Browse using a Virtual Machine with a default installation on it. If you use Windows 7, install Office, but not LibreOffice. The fonts installed with these packages can identify you. Windows + Office is more generic and less specific than Windows + LibreOffice. Javascript and CSS can be used to detect what fonts you have installed. When you have some peculiar set of fonts, you can be identified easily by a website. Don't install anything else on it that installs new fonts! You can use Ubuntu as well, with a complete default installation. When you use a strange linux distro, make sure that you know what your browser sends out as user agent to the website - it may identify the distro you use.

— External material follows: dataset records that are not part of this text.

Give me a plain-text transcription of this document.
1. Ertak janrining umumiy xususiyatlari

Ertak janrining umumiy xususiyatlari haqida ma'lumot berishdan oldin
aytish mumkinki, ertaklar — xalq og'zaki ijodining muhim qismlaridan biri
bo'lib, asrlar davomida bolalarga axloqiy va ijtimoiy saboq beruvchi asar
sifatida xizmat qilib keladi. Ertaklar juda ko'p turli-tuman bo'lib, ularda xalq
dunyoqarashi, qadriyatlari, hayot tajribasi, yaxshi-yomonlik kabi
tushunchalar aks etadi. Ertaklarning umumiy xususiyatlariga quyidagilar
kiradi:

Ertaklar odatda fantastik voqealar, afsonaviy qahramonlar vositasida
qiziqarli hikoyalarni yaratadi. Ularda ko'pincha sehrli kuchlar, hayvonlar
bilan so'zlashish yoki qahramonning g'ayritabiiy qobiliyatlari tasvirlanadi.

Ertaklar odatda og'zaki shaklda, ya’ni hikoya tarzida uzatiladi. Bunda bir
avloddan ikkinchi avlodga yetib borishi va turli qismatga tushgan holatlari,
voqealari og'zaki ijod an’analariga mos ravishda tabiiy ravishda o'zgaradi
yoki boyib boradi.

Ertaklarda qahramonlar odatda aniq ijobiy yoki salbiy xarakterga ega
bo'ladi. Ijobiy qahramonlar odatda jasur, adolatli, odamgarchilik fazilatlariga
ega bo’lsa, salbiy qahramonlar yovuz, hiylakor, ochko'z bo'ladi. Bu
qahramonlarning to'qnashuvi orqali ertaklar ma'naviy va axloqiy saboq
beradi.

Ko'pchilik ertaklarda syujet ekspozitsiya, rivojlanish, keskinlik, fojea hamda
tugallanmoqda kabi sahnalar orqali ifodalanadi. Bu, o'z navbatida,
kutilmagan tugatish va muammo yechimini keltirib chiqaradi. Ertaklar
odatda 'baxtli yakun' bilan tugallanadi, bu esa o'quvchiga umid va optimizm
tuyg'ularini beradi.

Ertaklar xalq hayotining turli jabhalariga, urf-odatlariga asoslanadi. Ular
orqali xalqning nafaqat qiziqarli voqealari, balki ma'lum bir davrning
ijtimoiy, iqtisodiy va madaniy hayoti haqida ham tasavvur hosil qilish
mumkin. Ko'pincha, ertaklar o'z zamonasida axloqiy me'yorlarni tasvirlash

Reset the machine after every use. Install updates when they arrive, then make a new snapshot and work from there. Always revert to that snapshot until the next update. When updates arrive, revert to the snapshot, don't browse, apply all updates, make a snapshot, then start browsing. Keep several older snapshots, so you can revert to them if needed. Going back you can update from there.
Use Firefox for browsing. You probably want to use browser addons like Adblock and Ghostscript or Noscript, httpseverywhere and privacy badger. Some addons may leave a trace - I don't know, but when using adblock, the other side can see that you block ads. That may be insignificant, but it's one small trace you leave. I would use all these addons, just be aware of this.
You may want to look into faking the browser agent. Remember what you did here - using various different fake agents linked to an IP or font profile or user account may generate suspicion.